The clip of the tracking of the fingers, arms, and face of the guy reading from the book makes me think that some day soon there will be a presentation or something where they show a computer detecting sleight of hand in a magic trick. Would be a pretty neat way to show off the accuracy, anyway.
That Macintosh in the back needs some serious retrobright treatment.
Dang, you're right. I shall watch an 8BitGuy restoration video to soothe myself now.
Ah I knew there'd be an 8 Bit Guy fan around here somewhere :D
"Abstraction is the key to build complex systems"
I was 100% in until 80% of the video. Then, it was like...
So the government is watching me through my webcam?
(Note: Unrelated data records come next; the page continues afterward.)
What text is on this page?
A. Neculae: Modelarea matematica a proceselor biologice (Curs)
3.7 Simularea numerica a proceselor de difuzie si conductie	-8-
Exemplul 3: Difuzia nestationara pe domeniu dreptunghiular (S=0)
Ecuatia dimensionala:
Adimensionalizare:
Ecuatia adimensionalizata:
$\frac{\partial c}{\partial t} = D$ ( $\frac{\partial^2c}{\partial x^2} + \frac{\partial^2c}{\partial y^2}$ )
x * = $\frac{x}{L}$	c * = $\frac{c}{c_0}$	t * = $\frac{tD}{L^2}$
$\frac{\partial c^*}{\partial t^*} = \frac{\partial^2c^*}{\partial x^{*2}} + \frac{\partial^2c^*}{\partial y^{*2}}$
我想字幕 Who stole the subtitles?
CCTV camera?
Designer is a Liverpool FC fan I see.
I suppose these are the same kernels used in Photoshop
How did you get 147 ? I can't understand.
-185-186-186+233+233+233 = 142
May be the presentation error, but still the concept is clear with the next example which equals to 1
So.... How do you play sudoku
isn't it upper left corner?
On our path to Judgement day.. hehe
No edge!
Amazon Go is an example
A computing device should never change behavior depending on highly subjective factors, it should only do what it is explicitely told to do.
If my computer can't lie then it's not really alive!
But then it's just a faster calculator :(
Even if something that is subjective is in the code, it’s still *in the code*, meaning that the computer is not making its own decisions. Only the programmer makes decisions based on subjective ideas.
The point is that the user's inputs to the program are no longer under the complete control of the user. Typing & clicking the same things might not get the same behavior/output, based on some ML classifier trying to interpret your mood/intentions/... more or less well.
This *affective computing* approach is very different from regular UI design.
Hear and speak you say? Well...
Cool, this is Tesla's expertise.
She spoiled the next video of 3blue1brown! He's litteraly in the middle of the image recognition by deep learning subject
This channel is for the jitterbug learners for whom reading and super breakout compress to the same function. Grant is more for the laid-back learners who leave good questions unsaid.